The toarray() method is used to convert a sparse matrix into a dense numpy array.

Sparse Matrix vs Dense Array:
Sparse Matrix:

A matrix where most of the elements are zero.
It's stored in a memory-efficient way by only keeping track of the non-zero elements, saving memory.
OneHotEncoder often returns a sparse matrix by default to save space, especially when there are many categories (which would result in many zeros).
Dense Array:

A matrix where all elements, including zeros, are stored explicitly.
This takes more memory but is easier to work with for printing and some types of computations.

In [None]:
# TEST TRAIN SPLIT

import pandas as pd
from sklearn.model_selection import train_test_split
# train_test_split from sklearn.model_selection is used to split the dataset into training and testing sets.
df= pd.read_csv("cereal.csv")
df.head()
# first five rows of the DataFrame.

# Assuming you have a DataFrame named 'df'

# Restructuring the DataFrame
x = df[['calories', 'protein']].values
# This line selects the calories and protein columns from the DataFrame df and stores their values in the variable x. These are the input features that the model will learn from.
y = df['rating'].values
# The rating column is the target variable (the value we want to predict), and its values are stored in y.
# So, x is a 2D array containing the calories and protein data, while y is a 1D array containing the cereal ratings.

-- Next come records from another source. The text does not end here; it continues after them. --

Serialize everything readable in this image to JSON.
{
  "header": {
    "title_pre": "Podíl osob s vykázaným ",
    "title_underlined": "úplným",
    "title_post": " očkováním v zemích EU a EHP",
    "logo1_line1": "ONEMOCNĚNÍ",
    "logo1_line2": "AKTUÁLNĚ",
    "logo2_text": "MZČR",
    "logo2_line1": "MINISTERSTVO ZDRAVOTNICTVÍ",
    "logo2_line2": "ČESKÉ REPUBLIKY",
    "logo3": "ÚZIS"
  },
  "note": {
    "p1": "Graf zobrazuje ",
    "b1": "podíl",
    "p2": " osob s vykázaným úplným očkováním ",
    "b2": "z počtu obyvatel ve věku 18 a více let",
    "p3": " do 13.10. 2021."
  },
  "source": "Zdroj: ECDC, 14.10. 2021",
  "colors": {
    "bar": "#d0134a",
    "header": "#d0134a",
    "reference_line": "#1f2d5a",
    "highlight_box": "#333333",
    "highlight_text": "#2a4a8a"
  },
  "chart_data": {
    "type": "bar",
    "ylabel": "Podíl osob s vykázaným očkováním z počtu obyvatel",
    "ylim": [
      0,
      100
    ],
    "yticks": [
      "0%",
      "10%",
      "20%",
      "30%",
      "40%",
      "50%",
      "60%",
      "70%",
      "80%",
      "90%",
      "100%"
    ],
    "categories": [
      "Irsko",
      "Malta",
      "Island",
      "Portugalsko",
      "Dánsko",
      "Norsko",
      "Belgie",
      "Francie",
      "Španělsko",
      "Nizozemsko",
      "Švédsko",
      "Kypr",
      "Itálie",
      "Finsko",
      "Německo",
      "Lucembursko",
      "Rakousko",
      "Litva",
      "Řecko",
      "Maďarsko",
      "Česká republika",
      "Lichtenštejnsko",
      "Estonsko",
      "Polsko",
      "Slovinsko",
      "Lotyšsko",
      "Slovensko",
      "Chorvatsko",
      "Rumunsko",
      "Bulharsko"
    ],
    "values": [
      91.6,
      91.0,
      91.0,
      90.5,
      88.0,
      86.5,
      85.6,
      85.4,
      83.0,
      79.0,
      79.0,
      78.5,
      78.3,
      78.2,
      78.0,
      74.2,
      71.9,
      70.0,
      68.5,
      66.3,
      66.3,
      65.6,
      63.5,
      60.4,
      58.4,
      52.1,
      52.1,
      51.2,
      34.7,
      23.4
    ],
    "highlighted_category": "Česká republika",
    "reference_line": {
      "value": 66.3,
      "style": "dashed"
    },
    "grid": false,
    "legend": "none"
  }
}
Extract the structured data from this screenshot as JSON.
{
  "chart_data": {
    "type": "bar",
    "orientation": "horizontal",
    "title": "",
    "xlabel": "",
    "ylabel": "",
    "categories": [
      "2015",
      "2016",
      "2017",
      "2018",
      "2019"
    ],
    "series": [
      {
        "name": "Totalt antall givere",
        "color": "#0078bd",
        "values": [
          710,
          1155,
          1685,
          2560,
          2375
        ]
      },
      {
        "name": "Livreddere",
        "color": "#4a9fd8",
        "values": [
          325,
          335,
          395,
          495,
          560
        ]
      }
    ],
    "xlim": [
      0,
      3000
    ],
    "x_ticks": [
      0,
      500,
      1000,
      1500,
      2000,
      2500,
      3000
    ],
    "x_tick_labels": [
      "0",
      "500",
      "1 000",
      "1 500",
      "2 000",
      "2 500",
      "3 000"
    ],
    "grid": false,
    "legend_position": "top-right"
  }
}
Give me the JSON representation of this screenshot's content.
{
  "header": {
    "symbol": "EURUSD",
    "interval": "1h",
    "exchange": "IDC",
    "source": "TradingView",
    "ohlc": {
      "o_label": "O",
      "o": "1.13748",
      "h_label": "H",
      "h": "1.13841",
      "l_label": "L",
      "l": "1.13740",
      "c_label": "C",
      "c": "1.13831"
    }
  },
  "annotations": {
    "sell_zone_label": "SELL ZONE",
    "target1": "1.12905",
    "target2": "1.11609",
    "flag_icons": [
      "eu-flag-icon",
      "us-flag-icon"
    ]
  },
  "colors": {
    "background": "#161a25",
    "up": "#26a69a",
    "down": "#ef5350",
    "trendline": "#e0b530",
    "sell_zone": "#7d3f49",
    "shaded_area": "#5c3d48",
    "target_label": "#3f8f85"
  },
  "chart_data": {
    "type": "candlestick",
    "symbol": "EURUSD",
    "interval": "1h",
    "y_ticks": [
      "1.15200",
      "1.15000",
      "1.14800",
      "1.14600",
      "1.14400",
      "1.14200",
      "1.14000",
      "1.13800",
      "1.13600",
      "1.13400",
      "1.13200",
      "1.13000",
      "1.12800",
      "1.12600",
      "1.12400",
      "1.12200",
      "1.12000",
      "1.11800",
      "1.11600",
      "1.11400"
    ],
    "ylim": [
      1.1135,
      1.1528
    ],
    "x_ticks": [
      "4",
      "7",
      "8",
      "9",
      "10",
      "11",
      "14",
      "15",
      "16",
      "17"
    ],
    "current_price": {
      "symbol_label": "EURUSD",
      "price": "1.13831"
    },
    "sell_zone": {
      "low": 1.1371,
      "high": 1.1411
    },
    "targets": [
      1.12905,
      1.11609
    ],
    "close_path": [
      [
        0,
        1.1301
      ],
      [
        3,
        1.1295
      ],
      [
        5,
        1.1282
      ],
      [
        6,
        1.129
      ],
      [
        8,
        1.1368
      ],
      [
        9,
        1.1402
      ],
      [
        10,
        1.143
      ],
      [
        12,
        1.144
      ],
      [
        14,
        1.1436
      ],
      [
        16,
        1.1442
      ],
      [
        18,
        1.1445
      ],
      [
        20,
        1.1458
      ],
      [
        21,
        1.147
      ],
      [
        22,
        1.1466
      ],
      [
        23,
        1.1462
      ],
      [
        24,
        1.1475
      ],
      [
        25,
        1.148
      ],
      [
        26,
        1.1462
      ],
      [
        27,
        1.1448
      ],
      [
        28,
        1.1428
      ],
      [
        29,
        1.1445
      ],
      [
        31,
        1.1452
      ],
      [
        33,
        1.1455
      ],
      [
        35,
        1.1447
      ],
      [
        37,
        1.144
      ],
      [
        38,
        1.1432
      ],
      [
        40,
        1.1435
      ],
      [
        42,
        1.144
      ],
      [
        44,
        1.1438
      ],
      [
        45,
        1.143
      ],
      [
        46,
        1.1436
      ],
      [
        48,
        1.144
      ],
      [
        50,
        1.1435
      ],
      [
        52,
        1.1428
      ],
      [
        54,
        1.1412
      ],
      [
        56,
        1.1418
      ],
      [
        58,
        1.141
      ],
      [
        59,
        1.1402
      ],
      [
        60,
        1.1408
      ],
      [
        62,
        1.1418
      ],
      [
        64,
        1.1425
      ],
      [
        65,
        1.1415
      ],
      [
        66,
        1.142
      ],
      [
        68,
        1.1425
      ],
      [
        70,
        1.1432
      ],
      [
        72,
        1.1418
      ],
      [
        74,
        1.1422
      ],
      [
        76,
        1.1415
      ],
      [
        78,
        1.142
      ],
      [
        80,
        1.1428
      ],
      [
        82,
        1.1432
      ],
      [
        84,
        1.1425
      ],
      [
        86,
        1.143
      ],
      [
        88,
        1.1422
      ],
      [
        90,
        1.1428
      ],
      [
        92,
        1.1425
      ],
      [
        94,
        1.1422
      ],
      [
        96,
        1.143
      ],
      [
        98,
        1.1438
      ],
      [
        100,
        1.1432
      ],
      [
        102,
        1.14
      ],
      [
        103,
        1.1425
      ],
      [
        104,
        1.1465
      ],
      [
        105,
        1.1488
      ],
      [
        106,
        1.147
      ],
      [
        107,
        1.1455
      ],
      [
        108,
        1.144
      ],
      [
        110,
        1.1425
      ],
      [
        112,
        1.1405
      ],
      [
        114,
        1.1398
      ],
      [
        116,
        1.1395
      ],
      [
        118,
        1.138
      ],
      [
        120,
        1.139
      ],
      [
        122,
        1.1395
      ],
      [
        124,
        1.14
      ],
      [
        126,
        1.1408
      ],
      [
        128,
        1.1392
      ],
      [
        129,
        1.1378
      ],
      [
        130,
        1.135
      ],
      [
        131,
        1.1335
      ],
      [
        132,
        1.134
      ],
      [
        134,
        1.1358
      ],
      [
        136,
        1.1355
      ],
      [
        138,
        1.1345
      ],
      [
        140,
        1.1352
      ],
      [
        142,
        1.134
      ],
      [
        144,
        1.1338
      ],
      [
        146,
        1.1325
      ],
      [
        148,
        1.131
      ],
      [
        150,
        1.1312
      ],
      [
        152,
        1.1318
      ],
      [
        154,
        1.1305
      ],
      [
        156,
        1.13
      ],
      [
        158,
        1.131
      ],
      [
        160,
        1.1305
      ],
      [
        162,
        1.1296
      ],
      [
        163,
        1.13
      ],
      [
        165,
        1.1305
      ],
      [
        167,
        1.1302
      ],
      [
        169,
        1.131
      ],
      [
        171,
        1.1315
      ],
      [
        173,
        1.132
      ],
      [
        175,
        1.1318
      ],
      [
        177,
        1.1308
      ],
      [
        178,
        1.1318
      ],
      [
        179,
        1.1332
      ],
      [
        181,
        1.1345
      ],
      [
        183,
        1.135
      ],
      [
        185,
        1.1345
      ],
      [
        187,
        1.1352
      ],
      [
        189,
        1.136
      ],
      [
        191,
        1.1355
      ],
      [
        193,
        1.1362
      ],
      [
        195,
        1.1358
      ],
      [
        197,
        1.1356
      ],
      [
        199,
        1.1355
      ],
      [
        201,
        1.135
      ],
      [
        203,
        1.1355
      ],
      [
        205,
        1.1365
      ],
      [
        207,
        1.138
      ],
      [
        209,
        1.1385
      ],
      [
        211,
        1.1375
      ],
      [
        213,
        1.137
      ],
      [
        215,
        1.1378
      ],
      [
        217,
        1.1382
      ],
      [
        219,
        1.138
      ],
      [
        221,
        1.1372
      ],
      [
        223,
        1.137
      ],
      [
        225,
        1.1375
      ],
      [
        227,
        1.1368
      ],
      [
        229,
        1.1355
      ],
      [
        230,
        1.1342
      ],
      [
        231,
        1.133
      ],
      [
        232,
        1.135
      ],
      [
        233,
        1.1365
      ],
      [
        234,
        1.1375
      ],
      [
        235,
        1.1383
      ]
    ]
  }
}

# Splitting the data-set into training and testing into 80%-20%
x_train, x_test, y_train, y_test = train_test_split(x, y, test_size=0.2)
# train_test_split(x, y, test_size=0.2): This function splits the data into training and testing sets.
# x (input features) and y (target values) are split into two parts: training and testing.
# test_size=0.2: This means 20% of the data will be set aside for testing, and 80% will be used for training.
#x_train: The training set for input features (80% of the calories and protein data).
# x_test: The testing set for input features (20% of the calories and protein data).
# y_train: The training set for the target variable (rating), corresponding to the training features.
# y_test: The testing set for the target variable (rating), corresponding to the testing features.

# Print the shapes of the training and testing sets
print('Trained data-set:', x_train.shape)
# 80 rows for training, 2 features (calories, protein)
print('Test data-set:', x_test.shape)
# 20 rows for testing, 2 features (calories, protein).